Re: [RFC 09/26] mm, slub: move disabling/enabling irqs to ___slab_alloc()

Vlastimil Babka <vbabka@xxxxxxx> · Tue, 25 May 2021 14:47:10 +0200

On 5/25/21 2:35 PM, Mel Gorman wrote:
> On Tue, May 25, 2021 at 01:39:29AM +0200, Vlastimil Babka wrote:
>> Currently __slab_alloc() disables irqs around the whole ___slab_alloc().  This
>> includes cases where this is not needed, such as when the allocation ends up in
>> the page allocator and has to awkwardly enable irqs back based on gfp flags.
>> Also the whole kmem_cache_alloc_bulk() is executed with irqs disabled even when
>> it hits the __slab_alloc() slow path, and long periods with disabled interrupts
>> are undesirable.
>> 
>> As a first step towards reducing irq disabled periods, move irq handling into
>> ___slab_alloc(). Callers will instead prevent the s->cpu_slab percpu pointer
>> from becoming invalid via migrate_disable(). This does not protect against
>> access preemption, which is still done by disabled irq for most of
>> ___slab_alloc(). As the small immediate benefit, slab_out_of_memory() call from
>> ___slab_alloc() is now done with irqs enabled.
>> 
>> kmem_cache_alloc_bulk() disables irqs for its fastpath and then re-enables them
>> before calling ___slab_alloc(), which then disables them at its discretion. The
>> whole kmem_cache_alloc_bulk() operation also disables cpu migration.
>> 
>> When  ___slab_alloc() calls new_slab() to allocate a new page, re-enable
>> preemption, because new_slab() will re-enable interrupts in contexts that allow
>> blocking.
>> 
>> The patch itself will thus increase overhead a bit due to disabled migration
>> and increased disabling/enabling irqs in kmem_cache_alloc_bulk(), but that will
>> be gradually improved in the following patches.
>> 
>> Signed-off-by: Vlastimil Babka <vbabka@xxxxxxx>
> 
> Why did you use migrate_disable instead of preempt_disable? There is a
> fairly large comment in include/linux/preempt.h on why migrate_disable
> is undesirable so new users are likely to be put under the microscope
> once Thomas or Peter notice it.

I understood it as while undesirable, there's nothing better for now.

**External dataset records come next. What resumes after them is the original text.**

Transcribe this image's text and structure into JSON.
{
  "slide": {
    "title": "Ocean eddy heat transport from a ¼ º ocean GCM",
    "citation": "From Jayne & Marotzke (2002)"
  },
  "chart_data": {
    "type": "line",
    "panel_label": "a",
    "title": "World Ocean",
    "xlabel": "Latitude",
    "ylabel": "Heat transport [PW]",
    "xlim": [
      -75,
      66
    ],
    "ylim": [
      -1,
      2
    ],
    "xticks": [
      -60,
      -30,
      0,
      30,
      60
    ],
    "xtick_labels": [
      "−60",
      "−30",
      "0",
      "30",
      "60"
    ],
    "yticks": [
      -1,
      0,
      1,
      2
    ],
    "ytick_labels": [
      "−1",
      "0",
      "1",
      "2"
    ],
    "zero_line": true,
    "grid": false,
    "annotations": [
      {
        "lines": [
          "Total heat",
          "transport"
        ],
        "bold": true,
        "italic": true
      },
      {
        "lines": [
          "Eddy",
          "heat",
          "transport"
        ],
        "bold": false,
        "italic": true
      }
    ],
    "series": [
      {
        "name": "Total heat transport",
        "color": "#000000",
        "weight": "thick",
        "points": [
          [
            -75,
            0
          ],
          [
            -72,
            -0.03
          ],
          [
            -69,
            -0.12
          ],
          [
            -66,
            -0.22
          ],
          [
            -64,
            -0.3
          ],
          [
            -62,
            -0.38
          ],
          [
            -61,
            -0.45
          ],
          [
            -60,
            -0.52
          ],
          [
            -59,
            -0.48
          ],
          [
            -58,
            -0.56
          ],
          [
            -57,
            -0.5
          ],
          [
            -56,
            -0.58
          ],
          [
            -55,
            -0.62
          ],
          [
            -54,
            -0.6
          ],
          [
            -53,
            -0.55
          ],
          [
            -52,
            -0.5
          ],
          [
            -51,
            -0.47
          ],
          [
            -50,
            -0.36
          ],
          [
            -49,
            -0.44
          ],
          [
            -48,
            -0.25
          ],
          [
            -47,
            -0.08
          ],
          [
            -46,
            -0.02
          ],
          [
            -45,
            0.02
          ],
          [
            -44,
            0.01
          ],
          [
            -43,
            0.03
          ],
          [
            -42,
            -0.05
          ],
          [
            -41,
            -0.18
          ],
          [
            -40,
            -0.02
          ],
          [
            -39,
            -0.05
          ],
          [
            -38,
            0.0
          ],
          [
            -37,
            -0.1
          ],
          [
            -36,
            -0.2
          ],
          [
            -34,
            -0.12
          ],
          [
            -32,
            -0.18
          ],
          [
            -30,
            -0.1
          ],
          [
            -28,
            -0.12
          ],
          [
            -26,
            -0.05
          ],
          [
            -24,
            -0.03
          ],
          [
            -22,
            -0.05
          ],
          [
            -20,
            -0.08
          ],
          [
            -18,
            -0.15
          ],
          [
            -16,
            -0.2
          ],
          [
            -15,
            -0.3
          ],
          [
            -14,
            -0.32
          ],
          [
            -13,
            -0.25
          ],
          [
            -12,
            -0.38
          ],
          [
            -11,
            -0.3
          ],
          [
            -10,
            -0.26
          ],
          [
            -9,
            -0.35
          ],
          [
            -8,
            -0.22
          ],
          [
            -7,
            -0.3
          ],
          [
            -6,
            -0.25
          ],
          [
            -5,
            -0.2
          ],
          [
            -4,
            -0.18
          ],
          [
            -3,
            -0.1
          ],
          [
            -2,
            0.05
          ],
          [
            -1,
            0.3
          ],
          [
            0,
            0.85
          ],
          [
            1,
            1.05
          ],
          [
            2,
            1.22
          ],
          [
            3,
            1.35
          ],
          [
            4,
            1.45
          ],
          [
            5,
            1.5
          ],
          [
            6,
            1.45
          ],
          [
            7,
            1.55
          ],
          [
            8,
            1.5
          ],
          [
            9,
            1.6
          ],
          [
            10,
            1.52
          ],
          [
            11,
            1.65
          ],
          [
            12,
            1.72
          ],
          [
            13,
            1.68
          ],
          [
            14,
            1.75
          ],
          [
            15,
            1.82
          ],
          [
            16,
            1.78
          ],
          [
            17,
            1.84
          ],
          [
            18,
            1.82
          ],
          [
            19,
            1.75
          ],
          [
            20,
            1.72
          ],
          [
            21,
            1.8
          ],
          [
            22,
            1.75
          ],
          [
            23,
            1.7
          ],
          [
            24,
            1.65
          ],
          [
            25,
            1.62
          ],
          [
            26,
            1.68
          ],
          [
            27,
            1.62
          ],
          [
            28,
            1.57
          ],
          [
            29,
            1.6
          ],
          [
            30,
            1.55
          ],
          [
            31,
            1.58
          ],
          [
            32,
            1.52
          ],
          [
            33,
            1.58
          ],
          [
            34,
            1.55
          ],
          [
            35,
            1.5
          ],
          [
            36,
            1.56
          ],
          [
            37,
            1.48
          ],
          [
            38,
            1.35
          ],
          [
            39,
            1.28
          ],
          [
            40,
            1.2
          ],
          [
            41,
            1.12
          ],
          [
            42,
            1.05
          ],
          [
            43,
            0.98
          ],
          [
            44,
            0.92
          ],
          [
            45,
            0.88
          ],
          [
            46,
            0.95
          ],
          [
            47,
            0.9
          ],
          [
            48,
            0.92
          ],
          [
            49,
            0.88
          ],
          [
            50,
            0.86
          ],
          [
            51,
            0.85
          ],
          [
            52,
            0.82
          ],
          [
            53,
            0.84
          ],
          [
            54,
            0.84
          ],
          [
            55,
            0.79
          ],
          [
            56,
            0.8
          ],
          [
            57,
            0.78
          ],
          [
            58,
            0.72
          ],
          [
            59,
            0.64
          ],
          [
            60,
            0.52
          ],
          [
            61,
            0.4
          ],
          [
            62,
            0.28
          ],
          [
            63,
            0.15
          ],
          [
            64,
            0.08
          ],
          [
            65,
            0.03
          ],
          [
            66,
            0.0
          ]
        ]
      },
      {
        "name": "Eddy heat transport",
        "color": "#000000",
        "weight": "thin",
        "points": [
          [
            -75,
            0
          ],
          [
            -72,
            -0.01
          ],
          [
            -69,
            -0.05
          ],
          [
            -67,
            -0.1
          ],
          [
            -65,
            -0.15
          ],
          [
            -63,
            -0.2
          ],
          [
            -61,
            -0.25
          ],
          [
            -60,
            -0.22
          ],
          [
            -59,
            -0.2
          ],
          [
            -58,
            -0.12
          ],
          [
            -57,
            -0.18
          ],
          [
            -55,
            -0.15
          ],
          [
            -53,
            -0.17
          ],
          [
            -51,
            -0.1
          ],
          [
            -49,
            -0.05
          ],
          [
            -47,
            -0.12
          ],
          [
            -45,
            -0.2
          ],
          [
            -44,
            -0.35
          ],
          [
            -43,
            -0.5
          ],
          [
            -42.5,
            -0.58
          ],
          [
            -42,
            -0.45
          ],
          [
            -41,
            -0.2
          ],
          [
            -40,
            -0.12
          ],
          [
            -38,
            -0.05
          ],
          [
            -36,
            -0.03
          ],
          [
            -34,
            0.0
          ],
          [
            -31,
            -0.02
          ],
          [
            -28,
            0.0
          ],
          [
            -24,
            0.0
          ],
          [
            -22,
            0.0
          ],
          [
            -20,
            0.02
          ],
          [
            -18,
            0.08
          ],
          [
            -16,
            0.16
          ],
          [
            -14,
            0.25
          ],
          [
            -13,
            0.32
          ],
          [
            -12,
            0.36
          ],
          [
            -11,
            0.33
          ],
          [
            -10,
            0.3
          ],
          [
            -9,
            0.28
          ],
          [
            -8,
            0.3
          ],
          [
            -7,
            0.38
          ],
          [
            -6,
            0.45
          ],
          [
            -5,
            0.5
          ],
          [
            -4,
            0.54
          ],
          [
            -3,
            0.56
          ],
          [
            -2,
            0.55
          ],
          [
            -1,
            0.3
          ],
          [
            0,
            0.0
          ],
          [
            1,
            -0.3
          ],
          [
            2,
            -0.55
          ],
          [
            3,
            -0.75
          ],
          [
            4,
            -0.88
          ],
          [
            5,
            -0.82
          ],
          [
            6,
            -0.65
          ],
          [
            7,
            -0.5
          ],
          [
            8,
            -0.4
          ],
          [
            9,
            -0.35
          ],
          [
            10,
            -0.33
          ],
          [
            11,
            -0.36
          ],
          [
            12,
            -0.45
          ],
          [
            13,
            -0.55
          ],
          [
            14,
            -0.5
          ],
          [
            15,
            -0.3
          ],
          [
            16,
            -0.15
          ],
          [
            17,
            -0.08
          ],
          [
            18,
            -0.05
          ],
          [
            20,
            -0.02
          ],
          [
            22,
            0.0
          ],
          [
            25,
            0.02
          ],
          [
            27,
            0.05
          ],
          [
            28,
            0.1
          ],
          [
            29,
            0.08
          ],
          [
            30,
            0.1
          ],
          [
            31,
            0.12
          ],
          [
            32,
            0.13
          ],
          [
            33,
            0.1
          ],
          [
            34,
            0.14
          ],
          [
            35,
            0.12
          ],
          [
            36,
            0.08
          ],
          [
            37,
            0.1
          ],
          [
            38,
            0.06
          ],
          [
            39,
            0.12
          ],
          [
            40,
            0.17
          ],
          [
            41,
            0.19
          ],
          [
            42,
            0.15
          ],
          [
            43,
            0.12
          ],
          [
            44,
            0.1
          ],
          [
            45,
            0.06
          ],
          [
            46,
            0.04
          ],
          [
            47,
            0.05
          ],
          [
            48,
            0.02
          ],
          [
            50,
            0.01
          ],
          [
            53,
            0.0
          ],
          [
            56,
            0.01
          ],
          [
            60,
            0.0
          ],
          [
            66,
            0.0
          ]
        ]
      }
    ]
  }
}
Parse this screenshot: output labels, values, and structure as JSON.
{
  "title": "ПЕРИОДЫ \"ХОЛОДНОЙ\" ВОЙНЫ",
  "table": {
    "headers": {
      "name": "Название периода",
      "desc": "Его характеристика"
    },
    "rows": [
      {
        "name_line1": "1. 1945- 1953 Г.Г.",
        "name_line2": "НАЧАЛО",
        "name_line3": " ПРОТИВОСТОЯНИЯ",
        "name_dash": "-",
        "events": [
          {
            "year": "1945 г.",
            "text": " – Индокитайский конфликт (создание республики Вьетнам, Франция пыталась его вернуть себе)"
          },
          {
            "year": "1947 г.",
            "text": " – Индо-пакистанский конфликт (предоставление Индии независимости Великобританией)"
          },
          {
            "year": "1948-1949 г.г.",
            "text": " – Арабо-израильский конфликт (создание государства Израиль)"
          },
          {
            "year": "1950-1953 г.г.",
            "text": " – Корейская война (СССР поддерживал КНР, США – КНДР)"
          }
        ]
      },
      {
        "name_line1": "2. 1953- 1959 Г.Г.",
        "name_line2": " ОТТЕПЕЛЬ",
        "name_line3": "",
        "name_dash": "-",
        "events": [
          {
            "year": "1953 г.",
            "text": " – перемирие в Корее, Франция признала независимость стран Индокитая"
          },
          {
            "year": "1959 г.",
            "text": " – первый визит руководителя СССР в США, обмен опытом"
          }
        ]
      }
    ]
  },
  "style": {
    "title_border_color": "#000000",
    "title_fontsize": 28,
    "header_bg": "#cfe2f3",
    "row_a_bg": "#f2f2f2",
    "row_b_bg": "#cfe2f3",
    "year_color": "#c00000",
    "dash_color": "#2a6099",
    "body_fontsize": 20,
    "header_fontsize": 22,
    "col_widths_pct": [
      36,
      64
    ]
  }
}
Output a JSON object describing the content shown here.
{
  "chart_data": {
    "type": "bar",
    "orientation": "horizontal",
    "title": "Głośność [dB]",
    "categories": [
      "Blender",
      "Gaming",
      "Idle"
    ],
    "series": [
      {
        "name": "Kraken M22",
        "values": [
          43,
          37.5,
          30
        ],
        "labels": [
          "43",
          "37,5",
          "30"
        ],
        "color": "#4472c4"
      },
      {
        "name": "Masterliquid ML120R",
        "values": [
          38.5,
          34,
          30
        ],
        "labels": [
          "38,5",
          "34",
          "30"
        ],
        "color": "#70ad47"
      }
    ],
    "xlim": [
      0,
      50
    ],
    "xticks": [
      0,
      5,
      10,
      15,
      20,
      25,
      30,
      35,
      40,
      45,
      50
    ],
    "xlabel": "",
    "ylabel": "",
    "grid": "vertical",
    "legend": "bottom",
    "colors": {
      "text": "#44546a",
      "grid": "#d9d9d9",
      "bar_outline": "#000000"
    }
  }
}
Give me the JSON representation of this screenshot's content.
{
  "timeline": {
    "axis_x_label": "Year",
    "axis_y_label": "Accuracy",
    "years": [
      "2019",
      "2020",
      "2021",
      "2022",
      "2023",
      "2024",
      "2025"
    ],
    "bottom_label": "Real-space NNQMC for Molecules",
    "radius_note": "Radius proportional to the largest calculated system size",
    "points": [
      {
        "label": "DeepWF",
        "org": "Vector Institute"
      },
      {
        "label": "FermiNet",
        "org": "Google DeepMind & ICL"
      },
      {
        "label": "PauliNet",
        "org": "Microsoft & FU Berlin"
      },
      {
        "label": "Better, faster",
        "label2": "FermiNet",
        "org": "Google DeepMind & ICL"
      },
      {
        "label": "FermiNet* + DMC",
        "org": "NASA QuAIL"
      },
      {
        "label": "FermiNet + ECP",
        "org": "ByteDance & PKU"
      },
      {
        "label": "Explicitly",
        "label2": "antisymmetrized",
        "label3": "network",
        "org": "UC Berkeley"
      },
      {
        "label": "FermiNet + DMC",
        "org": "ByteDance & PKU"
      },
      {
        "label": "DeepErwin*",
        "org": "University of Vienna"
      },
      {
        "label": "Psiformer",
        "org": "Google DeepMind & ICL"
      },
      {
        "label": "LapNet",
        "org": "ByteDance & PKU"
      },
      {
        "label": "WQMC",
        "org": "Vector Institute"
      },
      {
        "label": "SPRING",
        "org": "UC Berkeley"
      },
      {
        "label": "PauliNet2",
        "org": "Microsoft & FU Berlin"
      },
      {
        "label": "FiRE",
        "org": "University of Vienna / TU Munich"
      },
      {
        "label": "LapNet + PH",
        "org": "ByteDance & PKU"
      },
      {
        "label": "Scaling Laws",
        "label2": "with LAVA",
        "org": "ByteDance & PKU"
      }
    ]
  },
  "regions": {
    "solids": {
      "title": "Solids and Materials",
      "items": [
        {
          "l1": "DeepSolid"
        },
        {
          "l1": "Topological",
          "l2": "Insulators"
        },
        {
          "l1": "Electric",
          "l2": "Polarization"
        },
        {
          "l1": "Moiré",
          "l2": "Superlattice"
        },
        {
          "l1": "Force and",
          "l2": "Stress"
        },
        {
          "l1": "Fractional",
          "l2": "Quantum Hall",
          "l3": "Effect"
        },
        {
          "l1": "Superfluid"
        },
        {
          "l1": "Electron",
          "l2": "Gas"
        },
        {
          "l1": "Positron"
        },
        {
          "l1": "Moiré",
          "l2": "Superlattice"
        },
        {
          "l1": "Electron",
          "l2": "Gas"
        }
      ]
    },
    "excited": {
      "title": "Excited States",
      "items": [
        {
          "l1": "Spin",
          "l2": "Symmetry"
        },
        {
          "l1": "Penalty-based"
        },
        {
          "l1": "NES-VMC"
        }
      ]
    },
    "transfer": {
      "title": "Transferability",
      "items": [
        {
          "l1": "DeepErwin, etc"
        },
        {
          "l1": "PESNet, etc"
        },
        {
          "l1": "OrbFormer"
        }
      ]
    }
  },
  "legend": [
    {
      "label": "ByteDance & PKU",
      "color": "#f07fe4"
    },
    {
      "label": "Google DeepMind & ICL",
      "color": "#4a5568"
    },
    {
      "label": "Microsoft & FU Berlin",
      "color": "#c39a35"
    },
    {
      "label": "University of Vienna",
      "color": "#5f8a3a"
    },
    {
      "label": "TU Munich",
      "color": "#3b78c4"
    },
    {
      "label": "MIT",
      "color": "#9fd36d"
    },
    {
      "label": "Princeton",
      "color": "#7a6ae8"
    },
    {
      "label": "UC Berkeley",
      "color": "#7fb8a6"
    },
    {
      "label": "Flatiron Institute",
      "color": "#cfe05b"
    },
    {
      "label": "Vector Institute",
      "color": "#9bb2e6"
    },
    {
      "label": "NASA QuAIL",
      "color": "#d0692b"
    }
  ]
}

> I think you are using it so that an allocation request can be preempted by
> a higher priority task but given that the code was disabling interrupts,
> there was already some preemption latency.

Yes, and the disabled interrupts will get progressively "smaller" in the series.

> However, migrate_disable
> is more expensive than preempt_disable (function call versus a simple
> increment).

That's true, I think perhaps it could be reimplemented so that on !PREEMPT_RT
and with no lockdep/preempt/whatnot debugging it could just translate to an
inline migrate_disable?

> On that basis, I'd recommend starting with preempt_disable
> and only using migrate_disable if necessary.

That's certainly possible and you're right it would be a less disruptive step.
My thinking was that on !PREEMPT_RT it's actually just preempt_disable (however
with the call overhead currently), but PREEMPT_RT would welcome the lack of
preempt disable. I'd be interested to hear RT guys opinion here.

> Bonus points for adding a comment where ___slab_alloc disables IRQs to
> clarify what is protected -- I assume it's protecting kmem_cache_cpu
> from being modified from interrupt context. If so, it's potentially a
> local_lock candidate.

Yeah that gets cleared up later :)